Attention is called to the difference between the pathologist's and the radiologist's point of view. The reasons for this difference are discussed with special emphasis on renal tumours. Classification of renal tumours. The first main groups are innocent and malignant. Are these really clear-cut or do they blend into one another? The commoner innocent renal tumours are adenoma, fibroma, myoma, lipoma, and angioma. These are rarely of any clinical importance but adenoma is a possible source of hypernephroma.
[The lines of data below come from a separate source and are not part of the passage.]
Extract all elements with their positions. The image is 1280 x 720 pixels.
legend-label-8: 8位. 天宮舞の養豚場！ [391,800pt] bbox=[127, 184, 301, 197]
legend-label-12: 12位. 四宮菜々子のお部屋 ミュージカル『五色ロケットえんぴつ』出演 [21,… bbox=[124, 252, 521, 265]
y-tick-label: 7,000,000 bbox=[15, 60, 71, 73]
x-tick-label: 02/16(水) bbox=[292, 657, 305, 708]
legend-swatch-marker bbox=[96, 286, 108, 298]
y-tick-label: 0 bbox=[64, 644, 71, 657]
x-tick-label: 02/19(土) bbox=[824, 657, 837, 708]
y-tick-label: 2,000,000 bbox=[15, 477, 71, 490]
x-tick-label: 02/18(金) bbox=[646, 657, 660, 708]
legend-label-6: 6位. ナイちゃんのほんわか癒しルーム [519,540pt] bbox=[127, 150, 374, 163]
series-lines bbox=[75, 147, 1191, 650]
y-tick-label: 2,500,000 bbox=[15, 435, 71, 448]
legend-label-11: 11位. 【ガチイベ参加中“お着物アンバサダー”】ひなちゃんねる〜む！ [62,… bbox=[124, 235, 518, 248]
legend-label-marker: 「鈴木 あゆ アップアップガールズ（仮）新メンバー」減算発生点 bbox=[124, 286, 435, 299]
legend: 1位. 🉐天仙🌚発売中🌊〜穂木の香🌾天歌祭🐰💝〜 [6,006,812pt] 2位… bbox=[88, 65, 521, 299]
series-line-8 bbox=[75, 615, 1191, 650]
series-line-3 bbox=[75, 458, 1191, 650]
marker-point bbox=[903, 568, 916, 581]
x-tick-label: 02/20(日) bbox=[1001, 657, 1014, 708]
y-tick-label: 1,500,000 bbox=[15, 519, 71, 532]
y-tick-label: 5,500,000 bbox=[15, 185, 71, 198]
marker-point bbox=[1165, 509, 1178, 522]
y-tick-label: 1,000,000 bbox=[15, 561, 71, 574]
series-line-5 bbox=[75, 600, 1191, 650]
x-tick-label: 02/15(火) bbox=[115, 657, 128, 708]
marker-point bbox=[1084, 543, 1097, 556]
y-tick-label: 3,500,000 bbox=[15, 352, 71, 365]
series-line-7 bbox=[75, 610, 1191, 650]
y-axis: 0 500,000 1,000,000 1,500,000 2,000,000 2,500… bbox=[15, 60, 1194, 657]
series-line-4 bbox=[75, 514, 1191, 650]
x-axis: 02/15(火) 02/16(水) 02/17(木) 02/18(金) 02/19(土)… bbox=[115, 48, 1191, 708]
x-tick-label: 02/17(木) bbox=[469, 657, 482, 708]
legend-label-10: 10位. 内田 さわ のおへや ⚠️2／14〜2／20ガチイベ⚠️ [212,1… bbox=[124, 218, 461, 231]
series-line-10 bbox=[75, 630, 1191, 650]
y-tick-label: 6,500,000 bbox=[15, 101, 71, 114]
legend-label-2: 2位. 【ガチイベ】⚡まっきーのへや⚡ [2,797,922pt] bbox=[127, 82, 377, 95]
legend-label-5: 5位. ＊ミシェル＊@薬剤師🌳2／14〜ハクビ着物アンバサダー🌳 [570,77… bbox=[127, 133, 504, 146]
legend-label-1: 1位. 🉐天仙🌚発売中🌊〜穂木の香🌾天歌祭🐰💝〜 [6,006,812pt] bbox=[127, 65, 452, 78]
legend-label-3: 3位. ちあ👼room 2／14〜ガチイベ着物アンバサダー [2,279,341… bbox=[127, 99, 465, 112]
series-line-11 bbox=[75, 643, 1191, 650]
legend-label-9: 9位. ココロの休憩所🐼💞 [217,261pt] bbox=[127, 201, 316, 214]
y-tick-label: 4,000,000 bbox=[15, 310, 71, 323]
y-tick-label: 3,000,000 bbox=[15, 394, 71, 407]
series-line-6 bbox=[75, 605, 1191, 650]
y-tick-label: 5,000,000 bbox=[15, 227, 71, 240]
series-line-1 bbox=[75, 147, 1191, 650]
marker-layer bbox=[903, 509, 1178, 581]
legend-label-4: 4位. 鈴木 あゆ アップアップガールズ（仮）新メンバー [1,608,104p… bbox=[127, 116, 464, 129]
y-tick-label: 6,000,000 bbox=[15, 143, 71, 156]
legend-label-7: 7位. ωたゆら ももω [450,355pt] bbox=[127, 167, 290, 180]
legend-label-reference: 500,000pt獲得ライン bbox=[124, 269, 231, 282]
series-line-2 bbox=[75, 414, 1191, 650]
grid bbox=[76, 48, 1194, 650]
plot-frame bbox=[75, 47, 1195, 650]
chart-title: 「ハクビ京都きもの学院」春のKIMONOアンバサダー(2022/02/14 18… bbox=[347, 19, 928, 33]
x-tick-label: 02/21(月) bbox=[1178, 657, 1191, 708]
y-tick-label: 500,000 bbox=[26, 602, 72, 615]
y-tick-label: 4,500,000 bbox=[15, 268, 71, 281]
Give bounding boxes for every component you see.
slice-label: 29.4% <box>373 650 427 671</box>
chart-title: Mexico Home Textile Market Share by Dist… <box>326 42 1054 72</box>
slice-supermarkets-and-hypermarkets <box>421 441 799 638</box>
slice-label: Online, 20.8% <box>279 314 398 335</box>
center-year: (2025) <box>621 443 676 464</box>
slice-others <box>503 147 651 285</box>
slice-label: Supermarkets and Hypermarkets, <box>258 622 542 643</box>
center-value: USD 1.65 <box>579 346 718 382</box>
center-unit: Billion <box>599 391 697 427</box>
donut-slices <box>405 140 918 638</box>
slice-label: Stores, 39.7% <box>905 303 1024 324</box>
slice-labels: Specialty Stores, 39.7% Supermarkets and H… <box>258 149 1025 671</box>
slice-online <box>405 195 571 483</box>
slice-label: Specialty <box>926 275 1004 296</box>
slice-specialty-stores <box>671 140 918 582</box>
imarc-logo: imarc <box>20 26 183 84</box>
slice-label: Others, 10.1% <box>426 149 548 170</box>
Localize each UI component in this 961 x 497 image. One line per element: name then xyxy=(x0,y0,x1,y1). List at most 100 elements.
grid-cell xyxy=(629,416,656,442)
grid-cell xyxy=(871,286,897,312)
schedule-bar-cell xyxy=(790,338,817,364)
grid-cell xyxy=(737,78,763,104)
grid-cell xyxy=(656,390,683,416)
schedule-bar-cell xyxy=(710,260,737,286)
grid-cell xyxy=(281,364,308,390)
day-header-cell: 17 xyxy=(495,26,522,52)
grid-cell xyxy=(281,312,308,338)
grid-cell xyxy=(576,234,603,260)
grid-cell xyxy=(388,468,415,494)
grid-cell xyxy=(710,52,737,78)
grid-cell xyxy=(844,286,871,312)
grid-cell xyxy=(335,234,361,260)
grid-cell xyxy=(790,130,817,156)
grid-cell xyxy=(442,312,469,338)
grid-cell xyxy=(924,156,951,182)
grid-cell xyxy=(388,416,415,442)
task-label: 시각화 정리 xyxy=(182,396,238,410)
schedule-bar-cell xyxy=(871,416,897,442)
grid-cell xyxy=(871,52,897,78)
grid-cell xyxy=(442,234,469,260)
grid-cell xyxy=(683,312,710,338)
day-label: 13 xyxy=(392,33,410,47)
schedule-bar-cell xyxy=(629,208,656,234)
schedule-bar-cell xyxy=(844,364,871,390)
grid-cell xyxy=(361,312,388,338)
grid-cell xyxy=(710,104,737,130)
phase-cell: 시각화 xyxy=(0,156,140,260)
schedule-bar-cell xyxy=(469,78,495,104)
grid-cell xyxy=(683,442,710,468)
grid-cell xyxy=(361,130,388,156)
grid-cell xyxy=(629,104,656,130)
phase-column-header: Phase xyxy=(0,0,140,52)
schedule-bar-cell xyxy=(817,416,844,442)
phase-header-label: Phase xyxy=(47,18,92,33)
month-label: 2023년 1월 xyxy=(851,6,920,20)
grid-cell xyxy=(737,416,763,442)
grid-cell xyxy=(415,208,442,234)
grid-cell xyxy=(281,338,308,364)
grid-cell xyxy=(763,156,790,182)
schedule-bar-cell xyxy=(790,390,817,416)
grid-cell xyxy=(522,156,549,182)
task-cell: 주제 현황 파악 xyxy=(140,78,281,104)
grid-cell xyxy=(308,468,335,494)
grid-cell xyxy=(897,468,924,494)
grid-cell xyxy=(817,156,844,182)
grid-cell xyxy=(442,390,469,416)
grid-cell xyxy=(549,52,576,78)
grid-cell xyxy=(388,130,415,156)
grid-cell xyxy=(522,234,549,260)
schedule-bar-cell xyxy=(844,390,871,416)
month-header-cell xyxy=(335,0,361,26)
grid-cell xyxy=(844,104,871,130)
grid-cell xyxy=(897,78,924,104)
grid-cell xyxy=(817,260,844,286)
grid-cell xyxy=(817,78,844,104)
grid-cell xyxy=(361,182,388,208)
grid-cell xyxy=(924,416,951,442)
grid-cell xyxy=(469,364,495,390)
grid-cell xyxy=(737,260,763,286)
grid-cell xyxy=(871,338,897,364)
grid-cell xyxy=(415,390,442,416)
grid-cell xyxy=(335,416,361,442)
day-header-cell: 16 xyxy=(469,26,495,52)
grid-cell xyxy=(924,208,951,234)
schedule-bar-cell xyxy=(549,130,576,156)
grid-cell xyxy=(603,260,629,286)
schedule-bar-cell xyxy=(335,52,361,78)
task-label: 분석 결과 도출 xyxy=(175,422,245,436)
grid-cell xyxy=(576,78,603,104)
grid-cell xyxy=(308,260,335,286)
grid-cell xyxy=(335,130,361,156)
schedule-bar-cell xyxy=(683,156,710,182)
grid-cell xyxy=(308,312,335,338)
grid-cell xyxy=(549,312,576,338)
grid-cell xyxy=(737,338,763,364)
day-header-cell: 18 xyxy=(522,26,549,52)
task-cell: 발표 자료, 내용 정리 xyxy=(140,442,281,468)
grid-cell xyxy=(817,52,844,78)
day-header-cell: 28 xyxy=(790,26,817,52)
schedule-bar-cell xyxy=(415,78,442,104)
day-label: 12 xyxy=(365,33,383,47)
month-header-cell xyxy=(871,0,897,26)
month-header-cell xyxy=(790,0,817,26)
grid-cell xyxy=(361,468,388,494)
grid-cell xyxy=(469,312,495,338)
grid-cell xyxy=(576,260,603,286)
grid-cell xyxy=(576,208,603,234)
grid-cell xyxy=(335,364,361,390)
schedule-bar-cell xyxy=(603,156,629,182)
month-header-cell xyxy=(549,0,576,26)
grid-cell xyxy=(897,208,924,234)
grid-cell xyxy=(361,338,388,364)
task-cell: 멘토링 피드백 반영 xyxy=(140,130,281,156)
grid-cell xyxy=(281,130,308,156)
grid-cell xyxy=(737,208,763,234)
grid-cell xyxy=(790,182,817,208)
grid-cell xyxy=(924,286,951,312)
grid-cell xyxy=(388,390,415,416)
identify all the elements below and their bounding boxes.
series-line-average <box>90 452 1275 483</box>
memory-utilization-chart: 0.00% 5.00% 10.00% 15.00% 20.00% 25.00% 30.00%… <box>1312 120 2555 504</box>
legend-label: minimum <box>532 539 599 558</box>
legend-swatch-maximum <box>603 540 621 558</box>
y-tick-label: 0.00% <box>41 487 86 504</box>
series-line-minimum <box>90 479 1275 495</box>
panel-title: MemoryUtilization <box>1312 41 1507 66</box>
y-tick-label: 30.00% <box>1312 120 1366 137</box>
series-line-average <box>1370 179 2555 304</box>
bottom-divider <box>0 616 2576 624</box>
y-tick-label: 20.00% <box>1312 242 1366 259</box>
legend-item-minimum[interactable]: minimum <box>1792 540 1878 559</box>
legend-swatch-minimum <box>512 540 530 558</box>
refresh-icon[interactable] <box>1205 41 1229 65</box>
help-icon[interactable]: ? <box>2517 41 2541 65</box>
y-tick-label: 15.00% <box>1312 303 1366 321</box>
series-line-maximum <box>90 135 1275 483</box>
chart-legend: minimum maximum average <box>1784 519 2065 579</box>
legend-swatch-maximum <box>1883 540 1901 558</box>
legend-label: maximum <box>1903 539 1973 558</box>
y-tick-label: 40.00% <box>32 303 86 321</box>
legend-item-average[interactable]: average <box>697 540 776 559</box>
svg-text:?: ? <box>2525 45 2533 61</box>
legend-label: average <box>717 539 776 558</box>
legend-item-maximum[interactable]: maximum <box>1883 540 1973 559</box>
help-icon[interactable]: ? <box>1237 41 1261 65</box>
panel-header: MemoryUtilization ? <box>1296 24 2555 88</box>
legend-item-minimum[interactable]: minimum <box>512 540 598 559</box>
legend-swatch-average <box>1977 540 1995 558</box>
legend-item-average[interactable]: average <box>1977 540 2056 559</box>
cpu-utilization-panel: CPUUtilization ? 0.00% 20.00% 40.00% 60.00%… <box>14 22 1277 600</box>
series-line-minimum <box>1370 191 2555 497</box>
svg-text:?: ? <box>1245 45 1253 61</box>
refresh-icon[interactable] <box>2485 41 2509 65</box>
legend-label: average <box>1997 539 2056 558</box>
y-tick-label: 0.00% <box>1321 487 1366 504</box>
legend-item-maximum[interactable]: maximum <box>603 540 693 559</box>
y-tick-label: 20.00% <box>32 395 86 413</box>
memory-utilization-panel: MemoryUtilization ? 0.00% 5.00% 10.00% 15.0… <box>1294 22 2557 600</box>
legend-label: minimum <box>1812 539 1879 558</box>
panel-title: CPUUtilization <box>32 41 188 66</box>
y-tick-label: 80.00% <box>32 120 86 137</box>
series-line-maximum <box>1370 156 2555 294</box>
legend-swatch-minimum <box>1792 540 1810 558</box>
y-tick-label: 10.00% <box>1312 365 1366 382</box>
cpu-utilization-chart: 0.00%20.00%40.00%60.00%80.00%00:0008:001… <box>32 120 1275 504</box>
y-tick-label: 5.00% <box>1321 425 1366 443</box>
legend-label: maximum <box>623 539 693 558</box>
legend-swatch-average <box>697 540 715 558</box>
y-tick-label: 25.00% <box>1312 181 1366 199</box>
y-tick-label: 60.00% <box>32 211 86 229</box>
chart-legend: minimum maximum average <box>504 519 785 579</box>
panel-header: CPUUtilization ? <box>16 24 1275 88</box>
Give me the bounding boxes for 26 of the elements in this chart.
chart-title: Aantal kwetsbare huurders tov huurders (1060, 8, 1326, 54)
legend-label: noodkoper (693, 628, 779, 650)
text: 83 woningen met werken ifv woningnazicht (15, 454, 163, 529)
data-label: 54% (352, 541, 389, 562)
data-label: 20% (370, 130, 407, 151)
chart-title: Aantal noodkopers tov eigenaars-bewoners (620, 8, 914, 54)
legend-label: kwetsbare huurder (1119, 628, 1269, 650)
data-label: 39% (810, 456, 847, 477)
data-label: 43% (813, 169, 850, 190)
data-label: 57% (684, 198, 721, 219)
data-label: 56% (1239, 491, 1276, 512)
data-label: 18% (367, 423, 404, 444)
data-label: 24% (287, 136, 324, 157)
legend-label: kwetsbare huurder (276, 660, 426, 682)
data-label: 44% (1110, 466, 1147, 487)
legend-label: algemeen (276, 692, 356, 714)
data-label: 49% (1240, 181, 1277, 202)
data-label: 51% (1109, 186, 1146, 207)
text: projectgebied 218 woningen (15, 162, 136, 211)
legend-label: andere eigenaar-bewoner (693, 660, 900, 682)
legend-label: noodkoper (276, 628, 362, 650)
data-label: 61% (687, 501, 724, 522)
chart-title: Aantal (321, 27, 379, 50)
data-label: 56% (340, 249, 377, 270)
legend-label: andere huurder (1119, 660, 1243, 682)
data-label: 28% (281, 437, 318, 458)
Many elaborate classifications of cancer of the kidney have been proposed but the following four groups are sufficient for most puposes: Carcinoma, hypernephroma, sarcoma, and teratoid tumours. Much the commonest malignant renal tumour in adults is the hypernephroma, thought by Grawitz and others to be derived from ectopic adrenal rests. There is still no agreement concerning their origin but three views are held at the present time: ( a) All are carcinoma of renal tubules. ( b) Some are derived from renal tubules and some from ectopic adrenal. ( c) All are formed from adrenal tissue. These views are discussed with special reference to material in St. Mary's Hospital Museum, and it is suggested that the first view is the most probable although the second cannot be excluded. The teratoid tumours are the commonest in infants and swine. The differences between them and hypernephromata are described. The renal Pelvis, ureter, and bladder all have tumours of the same type and can conveniently be considered together. Connective tissue tumours, both innocent and malignant, are very rare. Papilloma and carcinoma are rare in the pelvis and ureter, but commoner in the bladder. The relation between these two tumours is discussed.